The company has managed to expand to a worldwide operation while retaining a sizable part of the hand-manufacture within the U.S. Even the manufacturing they do export to satellite locations is still done by hand. If you’re still not convinced, Xotic provides charts that show what percentage of each product originated from which country. The brand’s current Product Specialist, Kenny Echizen, swears they’ll never change.
“We strive for the best quality in every way. So even if it takes a lot of time and elbow grease to make each guitar, we cannot compromise that by mass-producing our guitars.”
Back in 1996, the company was a one man operation dedicated to producing craftsman quality basses in the San Fernando Valley. As the company expanded, they needed a point of difference beyond their DIY attitude; the invention of the Tri-Logic Bass Preamp gave Xotic the confidence to produce their first pedal. The Robotalk 1 was an auspicious market debut; a three-in-one random arpeggiator, envelope filter, and low-pass filter. The pedal still regularly sells for a mint on Reverb and has received several sequels, but primarily it set up a dynasty at Xotic. The brand’s AC boosters and SL Drive pedals have been fixtures on most pro rigs for years. In 2015, the company broadened its base with the California Classic guitar series, split into the XTC and XSC models (Telecaster and Stratocaster shapes respectively). It’s a range that harkens back to their garage days in more ways than one.
“The same designer that built the pedals now designs the California Classic Series, so you can expect a similar quality of tone,” Echizen explains.
The flagship XSC and XTC models are also built using similar ash and alder tonewoods from the U.S’ Midwest and Pacific Northwest to what Xotic’s “founding fathers” used in their original bass guitars. The roasted maple neck is really the frosting on top, giving them that inexorable mark of premium.
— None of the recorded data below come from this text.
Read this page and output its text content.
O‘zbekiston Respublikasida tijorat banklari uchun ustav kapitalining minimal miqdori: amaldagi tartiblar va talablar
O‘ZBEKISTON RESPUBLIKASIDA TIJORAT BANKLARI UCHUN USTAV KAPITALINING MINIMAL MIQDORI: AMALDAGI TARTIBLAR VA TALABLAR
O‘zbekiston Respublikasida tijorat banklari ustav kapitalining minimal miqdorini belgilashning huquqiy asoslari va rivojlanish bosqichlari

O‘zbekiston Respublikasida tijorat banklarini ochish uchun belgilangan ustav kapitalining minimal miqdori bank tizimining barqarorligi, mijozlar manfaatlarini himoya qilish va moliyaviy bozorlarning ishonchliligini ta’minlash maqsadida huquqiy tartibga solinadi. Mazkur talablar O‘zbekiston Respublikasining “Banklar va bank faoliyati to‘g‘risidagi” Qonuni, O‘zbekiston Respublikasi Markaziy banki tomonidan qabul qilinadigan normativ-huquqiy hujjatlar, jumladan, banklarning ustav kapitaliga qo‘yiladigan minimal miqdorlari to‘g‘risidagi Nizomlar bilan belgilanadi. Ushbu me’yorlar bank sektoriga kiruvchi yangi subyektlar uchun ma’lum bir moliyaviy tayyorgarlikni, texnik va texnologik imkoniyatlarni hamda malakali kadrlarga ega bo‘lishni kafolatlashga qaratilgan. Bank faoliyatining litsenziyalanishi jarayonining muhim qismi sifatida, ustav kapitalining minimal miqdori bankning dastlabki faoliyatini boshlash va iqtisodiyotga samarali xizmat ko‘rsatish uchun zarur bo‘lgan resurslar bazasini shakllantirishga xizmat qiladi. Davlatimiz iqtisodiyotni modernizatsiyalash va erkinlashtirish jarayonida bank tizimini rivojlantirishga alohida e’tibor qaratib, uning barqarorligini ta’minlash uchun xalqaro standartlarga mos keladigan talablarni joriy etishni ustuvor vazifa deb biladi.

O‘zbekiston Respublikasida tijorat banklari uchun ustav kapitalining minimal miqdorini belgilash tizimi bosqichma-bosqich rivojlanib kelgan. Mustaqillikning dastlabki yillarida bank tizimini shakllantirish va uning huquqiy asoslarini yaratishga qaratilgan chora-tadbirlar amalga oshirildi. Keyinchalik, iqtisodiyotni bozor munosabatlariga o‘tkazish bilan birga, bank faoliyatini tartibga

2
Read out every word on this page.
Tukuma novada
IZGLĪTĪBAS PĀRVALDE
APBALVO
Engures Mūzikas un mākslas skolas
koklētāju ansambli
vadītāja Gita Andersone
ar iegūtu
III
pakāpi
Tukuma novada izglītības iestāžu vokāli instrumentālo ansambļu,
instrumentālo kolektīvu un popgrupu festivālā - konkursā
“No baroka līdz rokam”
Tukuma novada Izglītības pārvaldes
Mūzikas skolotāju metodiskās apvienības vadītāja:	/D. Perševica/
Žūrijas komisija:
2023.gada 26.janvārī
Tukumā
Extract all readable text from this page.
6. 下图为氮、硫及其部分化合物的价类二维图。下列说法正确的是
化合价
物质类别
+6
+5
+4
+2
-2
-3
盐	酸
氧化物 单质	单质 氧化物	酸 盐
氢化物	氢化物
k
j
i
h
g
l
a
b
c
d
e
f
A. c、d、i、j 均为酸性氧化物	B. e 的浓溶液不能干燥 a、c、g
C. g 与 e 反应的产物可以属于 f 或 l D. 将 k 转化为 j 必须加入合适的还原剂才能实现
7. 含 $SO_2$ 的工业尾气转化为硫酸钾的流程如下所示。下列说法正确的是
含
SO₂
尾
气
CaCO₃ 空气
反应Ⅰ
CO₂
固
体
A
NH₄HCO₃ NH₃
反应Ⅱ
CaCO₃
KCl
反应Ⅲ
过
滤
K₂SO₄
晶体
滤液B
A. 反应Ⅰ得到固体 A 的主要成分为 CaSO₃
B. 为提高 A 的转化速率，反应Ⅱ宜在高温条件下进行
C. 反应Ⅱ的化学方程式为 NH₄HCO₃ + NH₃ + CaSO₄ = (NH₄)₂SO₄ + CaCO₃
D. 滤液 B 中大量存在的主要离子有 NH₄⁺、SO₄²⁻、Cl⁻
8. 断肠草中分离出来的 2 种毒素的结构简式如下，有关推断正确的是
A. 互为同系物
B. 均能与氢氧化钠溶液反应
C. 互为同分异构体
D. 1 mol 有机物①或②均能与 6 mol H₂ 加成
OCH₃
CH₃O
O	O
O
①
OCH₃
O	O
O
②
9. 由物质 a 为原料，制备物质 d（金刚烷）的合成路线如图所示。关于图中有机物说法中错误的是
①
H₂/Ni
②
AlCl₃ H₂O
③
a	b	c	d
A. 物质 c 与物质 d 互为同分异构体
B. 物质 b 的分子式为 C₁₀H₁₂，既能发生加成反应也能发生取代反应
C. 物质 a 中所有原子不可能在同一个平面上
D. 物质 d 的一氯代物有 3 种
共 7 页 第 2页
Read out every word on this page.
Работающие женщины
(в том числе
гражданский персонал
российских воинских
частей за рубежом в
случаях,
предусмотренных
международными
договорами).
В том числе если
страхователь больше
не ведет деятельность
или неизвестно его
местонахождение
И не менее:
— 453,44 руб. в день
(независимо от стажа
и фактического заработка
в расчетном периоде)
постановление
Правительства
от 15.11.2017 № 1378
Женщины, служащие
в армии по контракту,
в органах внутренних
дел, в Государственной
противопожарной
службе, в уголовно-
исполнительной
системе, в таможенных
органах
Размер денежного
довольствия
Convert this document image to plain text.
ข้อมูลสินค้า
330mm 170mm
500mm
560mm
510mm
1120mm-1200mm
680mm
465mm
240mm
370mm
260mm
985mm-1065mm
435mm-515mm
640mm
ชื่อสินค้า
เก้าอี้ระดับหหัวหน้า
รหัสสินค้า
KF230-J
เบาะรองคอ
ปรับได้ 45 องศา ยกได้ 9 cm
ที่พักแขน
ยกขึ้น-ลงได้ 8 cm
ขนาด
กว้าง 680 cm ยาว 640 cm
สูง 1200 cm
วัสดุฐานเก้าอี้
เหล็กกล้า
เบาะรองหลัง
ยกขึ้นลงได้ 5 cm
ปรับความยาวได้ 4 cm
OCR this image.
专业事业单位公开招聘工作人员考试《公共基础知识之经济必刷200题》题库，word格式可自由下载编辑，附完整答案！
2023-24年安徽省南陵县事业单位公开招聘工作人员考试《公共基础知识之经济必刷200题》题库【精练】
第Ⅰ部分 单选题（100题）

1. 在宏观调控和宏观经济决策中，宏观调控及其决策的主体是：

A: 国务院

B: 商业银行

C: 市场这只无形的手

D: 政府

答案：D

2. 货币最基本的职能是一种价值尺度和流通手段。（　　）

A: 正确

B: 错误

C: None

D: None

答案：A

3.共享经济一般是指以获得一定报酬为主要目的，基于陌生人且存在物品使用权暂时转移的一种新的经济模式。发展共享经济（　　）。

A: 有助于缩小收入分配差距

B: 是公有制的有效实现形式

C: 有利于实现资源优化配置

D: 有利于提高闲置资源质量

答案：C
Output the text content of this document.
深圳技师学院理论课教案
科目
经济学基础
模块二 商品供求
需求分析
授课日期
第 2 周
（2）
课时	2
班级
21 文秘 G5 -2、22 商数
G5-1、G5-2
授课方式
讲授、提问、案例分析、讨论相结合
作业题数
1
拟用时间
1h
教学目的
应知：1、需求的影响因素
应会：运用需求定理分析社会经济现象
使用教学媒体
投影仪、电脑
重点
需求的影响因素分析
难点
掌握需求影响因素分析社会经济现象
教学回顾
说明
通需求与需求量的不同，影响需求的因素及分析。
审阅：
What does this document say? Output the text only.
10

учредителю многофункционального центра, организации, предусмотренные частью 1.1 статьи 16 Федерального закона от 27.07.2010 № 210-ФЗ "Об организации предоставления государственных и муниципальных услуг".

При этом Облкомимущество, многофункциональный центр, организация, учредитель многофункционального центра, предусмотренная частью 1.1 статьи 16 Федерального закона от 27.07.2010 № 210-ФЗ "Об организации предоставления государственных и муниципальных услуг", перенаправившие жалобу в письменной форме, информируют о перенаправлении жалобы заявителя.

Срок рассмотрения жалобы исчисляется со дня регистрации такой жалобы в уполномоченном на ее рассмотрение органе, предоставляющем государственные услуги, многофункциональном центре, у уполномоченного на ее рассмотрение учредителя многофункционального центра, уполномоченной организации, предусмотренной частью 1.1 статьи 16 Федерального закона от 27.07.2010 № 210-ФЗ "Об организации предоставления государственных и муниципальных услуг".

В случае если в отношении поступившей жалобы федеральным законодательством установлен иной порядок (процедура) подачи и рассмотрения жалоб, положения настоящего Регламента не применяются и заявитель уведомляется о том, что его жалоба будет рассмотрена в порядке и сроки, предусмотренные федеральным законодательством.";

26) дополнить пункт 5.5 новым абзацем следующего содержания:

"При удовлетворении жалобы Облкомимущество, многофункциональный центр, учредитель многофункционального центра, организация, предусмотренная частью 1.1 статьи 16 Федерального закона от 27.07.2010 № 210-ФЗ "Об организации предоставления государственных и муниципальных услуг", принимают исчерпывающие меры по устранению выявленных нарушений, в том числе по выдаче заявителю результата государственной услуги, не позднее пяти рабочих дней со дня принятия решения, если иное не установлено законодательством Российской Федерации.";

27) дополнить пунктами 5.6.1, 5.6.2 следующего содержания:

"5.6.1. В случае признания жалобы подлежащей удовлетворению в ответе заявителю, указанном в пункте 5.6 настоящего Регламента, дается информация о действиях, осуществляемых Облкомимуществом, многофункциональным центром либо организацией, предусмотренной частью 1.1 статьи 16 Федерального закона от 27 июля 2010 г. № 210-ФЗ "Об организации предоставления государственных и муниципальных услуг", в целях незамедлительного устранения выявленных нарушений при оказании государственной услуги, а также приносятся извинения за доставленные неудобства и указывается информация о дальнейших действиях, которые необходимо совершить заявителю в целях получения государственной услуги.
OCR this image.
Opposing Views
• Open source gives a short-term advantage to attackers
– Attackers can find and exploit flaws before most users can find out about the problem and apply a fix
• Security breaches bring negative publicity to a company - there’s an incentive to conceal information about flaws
Its unique feel is achieved through a lengthy torrefaction process, removing moisture from the wood and opening up its pores.
“We love how they sound with our Raw Vintage pickups that are voiced like the ones back in the ‘50s and ‘60s,” Echizen says.
The Raw Vintage pickups, handwound in Xotic’s L.A shop, piqued the ears of our reviewer back in May who wrote they had “a character, attack and spank” he had never heard before. Even without playing them, a YouTube demo will have you quickly realise these are a little more than your average single coils. Their sound is modelled forensically off 1963-style pickup tones. The celebrity guitarist endorsements the two ranges have garnered so far highlight the immediacy of the vintage tone. That tone is bolstered by two other Raw Vintage trademarked touches, including the RVTS-1 Tremolo strings and saddles. Elsewhere, Gotoh locking tuners imitate the classic oval knob stamped housing tuners on old Fenders.
The out-of-time feel extends to the use of the relic’d finish across the California Classic series, something many players have fairly deep-set opinions about. Echizen’s defence is earnest.
“It’s like hanging out with an old friend, or wearing your favorite pair of worn out jeans. It just feels right even if you haven’t been with it for a while, or in our case, the first time! Part of that comes from the distressed, or as we call it, aged finish.”
Xotic also give you three choices for the degree of the aging, be it light, medium or heavy. Ironically, nitrocellulose lacquer finish on each of the guitars means they will probably age far better than any of their non-relic’d competition. And, if you believe the words of Billy Corgan, the guitars are bound to sound better too.
Echizen recently showcased the California Classic Series at this year’s Melbourne Guitar Show for the first time ever. If you've played one and caught the bug, fill out a quick form online with your very own specs (with 20 colours to choose from) and send it off. You’ll be able to see their unique aged finishes up close and make your own call, but you’ll likely fall in love with the way they feel.
“Every guitar has the consistency in terms of playability and feel but at the same time has their own mojo,” Echizen says.
The Product Specialist is cagy when it comes to the future of Xotic guitars, only committing to discussion of the California Classic Series. Current research and development at the company is focussed on a “little bit of both” guitars and pedals. The only adjacent guitars the company has available are the now-Japanese produced XS and XT guitars. Knowing Xotic, you can bet they’ll remain committed to doing the classics right.